Saturday, September 18, 2010

Winning Cortez on Jupiter


[As always, winners of book give-aways on La Bloga are invited to submit guest posts, including reviews of the book they won. Below is a submission from one of the winners of an Ernest Hogan book. – La Bloga]

Over the years, I have become a fan of Ernesto's work and was disappointed to find out how hard it is to get copies of his "Ben Bova Presents" books. Through Facebook, I learned about Ernesto's interview on La Bloga.


The interview itself was fascinating and I really enjoyed learning how he brought his Chicano roots into his science fiction.
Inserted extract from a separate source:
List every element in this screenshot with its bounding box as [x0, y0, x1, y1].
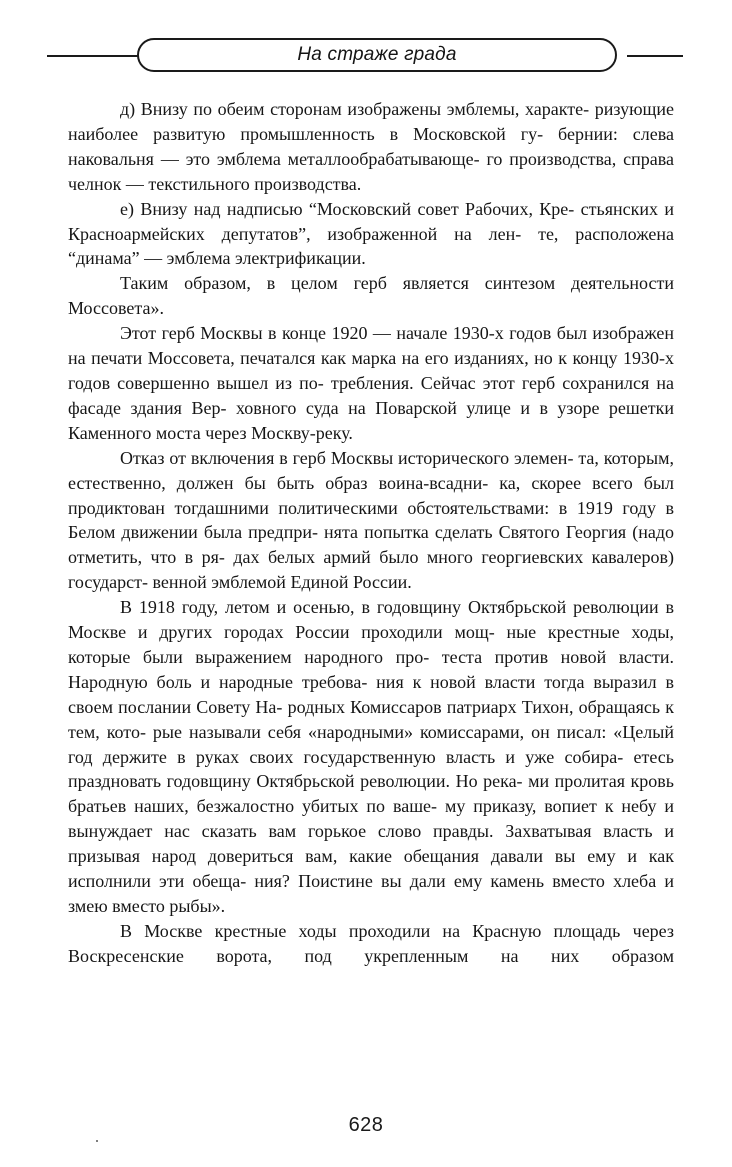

Finding out that there was an opportunity to win one of Ernesto's books was a bonus. I entered the contest and was thrilled to learn that I'd won a copy of Cortez on Jupiter.

My great-grandparents were farmers in New Mexico. My grandparents and parents grew up there. Even though I grew up in San Bernardino, California, I always thought of New Mexico as my home turf.

Although I've long enjoyed science fiction, I always had a difficult time finding contemporary "literary" fiction I really enjoyed. About ten years ago, I shared executive director duties of the Border Book Festival in Las Cruces with Denise Chávez. Denise introduced me to such writers as Sandra Cisneros, Rudolfo Anaya, and Luis J. Rodriguez. These were contemporary writers I could relate to. I may not be Latino, but these writers spoke my language culturally.


What excited me about winning Cortez on Jupiter was the prospect that it blended the science fiction that I love with the culture that I live. What I most enjoy about science fiction is that it's intrinsically a hopeful literature, even when it paints portraits of a dark future. Science fiction usually imagines that humans will somehow manage to survive into the future. Sometimes science fiction is cautionary, imagining pitfalls to avoid. Sometimes it imagines a bright future. However, the key is that humans survive and learn something in the process.


I saw Ernesto most recently at Coppercon, a science fiction convention which was held over Labor Day weekend in Mesa, Ariz. He gave me the copy of Cortez on Jupiter that I won and signed it for me on the spot. Since then, I've had a chance to read the novel and it did not disappoint. Ernesto tells the story of Pablo Cortez, a guerrilla artist from Southern California who, through a variety of circumstances, ends up on a mission to Jupiter to attempt contact with lifeforms found there. The future Ernesto depicts is neither especially bright nor dark, but it is essentially hopeful.


However, what really makes Cortez on Jupiter a standout for me is less what it says about the future, but more what it says about the nature of art. Pablo's guerilla art reminded me of a mind-bending mural that has decorated a garage just around the corner from my house for nearly fifteen years.

The thing is, all of us who are artists face real challenges getting our work out in front of people. Whether we're writers, painters or musicians, there are people in the "establishment" who won't present our work because they don't think it's marketable. However, that's not the point of art. We make art because we have to, because we're compelled to. I write because I have no choice. I would write whether someone published me or not. In fact, I started my own magazine because I wasn't entirely satisfied with stories other magazines were publishing.


Ernesto captures the kind of artistic mentality I'm talking about, in Pablo Cortez. As Cortez himself says, "Well, I don't sit around in meetings talking about [art]. I just get an idea, decide where to do it, how to do it—then go out and do it!"


I have a wide range of favorite science fiction characters ranging from Robert A. Heinlein's Lazarus Long to A. Bertram Chandler's John Grimes. I'm glad a vato like Pablo Cortez has joined their company.


I've known Ernest Hogan for a number of years. We first met at a science fiction convention called TusCon in Tucson, Arizona and I've enjoyed visiting with him whenever we've had a chance to see each other. Since I live in Las Cruces, NM and he lives in Phoenix, Ariz. we don't get to speak in person very often. Lately though, blogs and Facebook have allowed us to visit more often across the miles.


In fact, because of our conversations, he's sold two stories to me. One is called "Plan 9 in Outer Space" that he wrote with his wife Emily. That story will come out Oct. 1 in an anthology I edited for Flying Pen Press called Full-Throttle Space Tales 4: Space Horrors. The anthology may be ordered here.


The other story I bought, "The Great Mars-A-Go-Go Mexican Standoff", will appear in Tales of the Talisman, vol. 6, issue 3 available this winter. Once released, it can be ordered here.


Thank you, La Bloga, for giving me the opportunity to write a little about winning the book and sharing my thoughts.